The most important thing to know is that these technologies reflect how they are built. Machine learning fundamentally uses the past to make decisions or generate content without good ability to use contextto determine what was bad in the past that we might not want to keep for the future.

Discrimination and Bias

In general, technological systems reflect the values of the people who build them. This may be explicit or implicit. With machine learning, the way the values of the builders are expressed is more distant from what goes out into the world; it is often less carefully checked.

Evironmental Impact

Training large language models requires an immense amount of energy and water (for cooling), using them requires less per use, but still a lot, especially when aggregated across all of the iterative prompting across all of the users. HuggingFace :hugging_face: , a company that provides a platform for sharing trained models, datasets, and applications provides a policy primer that is a good starting point Luccioni et al. (2024). Hugging Face researcher Sasha Luccioni also participated in an NPR Podcast on Climate impact of AI.

Some key highlights:

  • Strubell et al. (2020) found that training an LLM with only 213 million parameters [1] was responsible for 625,155 points of CO2CO_2 roughly equivalent to the life time emissions of five cars.
  • Luccioni et al. (2023) followed a sample model, of similar size to GPT3 (176 Billion parameters vs 175) through its full lifespan from training to use. They found that the total carbon impact of such a model is more than training alone.
  • Luccioni et al. (2024) break down model energy use by different types of tasks (text classificaiton, summarization, text generation, image generation) and found that image generation uses nearly 60 times more energy than any text based task and has a carbon impact comparable to driving the average passenger vehicle about a mile[2], using about as much energy as charging a cellphone half way [3]
  • in addition to the electriciy use, large data centers use tremendous amounts of fresh water and those numbers have increased rapidly recently ( google increased by 20% and Microsoft by 34% from 2021 to 2022) Li et al. (2023)
  • Depending on the location of data center that handles the query, GPT3 could consume[4] 7.2ml (Netherlands) to 48.3ml (Washington, US) of water per query meaning a full 500ml (16.9oz) bottle of water is consumed for every 11 (Washington) to 70 queries Li et al. (2023)

Privacy

Models can reveal the data they were trained on, which means that any user could see any value that the model builder put in to learn from. For generative models this can happen in normal use, and for predictive models, certain types of explanations, which are required by law in some contexts can be used to figure out the training data.
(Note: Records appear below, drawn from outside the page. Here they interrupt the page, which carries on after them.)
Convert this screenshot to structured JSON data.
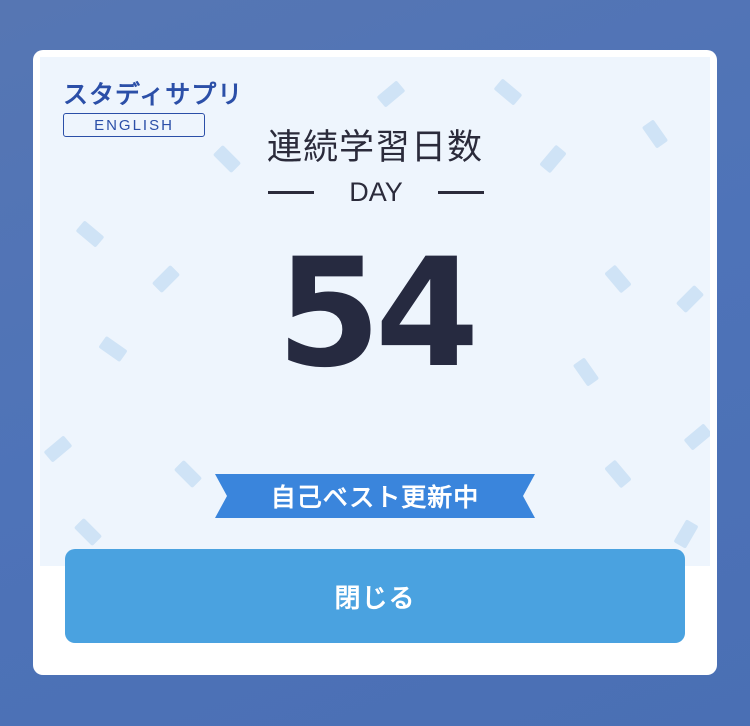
{
  "logo": {
    "text": "スタディサプリ",
    "sub": "ENGLISH"
  },
  "title": "連続学習日数",
  "day_label": "DAY",
  "streak_count": "54",
  "badge": "自己ベスト更新中",
  "close_button": "閉じる",
  "colors": {
    "background": "#4e73b8",
    "hero": "#eef5fd",
    "ribbon": "#3a85dc",
    "button": "#4aa2e0",
    "brand": "#2b4fa8",
    "confetti": "#cfe3f6"
  }
}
  • Researchers demonstrated an efficient attack on the production chatGPT Nasr et al. (2023). Combined with the fact that free tools almost always save the data you provide them to train and improve their products, that means that anything you send to a chatbot, it could spit back out to another user.
  • IP risks. Content generated by an AI cannot be copyrighted, it is not ownable.

Impacts on Human Thinking

  • Recently, a team at Univeristy of Toronto released a pre-print demonstrating a decrease in human creativity when asked to perform a task independently after exposure trials using an LLM Kumar et al. (2024). This study measured two types of creativity using standard measures for each.
  • A team at Northwestern’s Kellog School of Business released a pre-print showing that LLM creativity is similar to human creativity, but when prompted to respond as female, old, or Black, they score considerably worse on creativity Wang et al. (n.d.). This study measured one type of creativity.
  • A large-scale meta analysis found that AI+ human performance is often worse than the best of human alone or AI alone. They also found that AI improved a person’s performance mostly for generation tasks, but not for decision making tasks Vaccaro et al. (2024).
Footnotes

  1. GPT3 (initial ChatGPT was GPT3.5) was 175 billion parameters Brown et al. (2020), nearly 1000x times as many as the model evaluated by Strubell et al. (2020)

  2. Luccioni et al. (2024) found a range aroud of carbon impact in he 150-500g range across 1000 tests; the US EPA says that the average passenger vehicle emits 400g per mile

  3. The US EPA changed its estimate of cell phone energy use to 0.22kWh in January 2024 from 0.012KWh prior to that, an initial version of the Luccioni et al. (2024) study said equal to a full cell phone charge, but the publised version says half, accordingly.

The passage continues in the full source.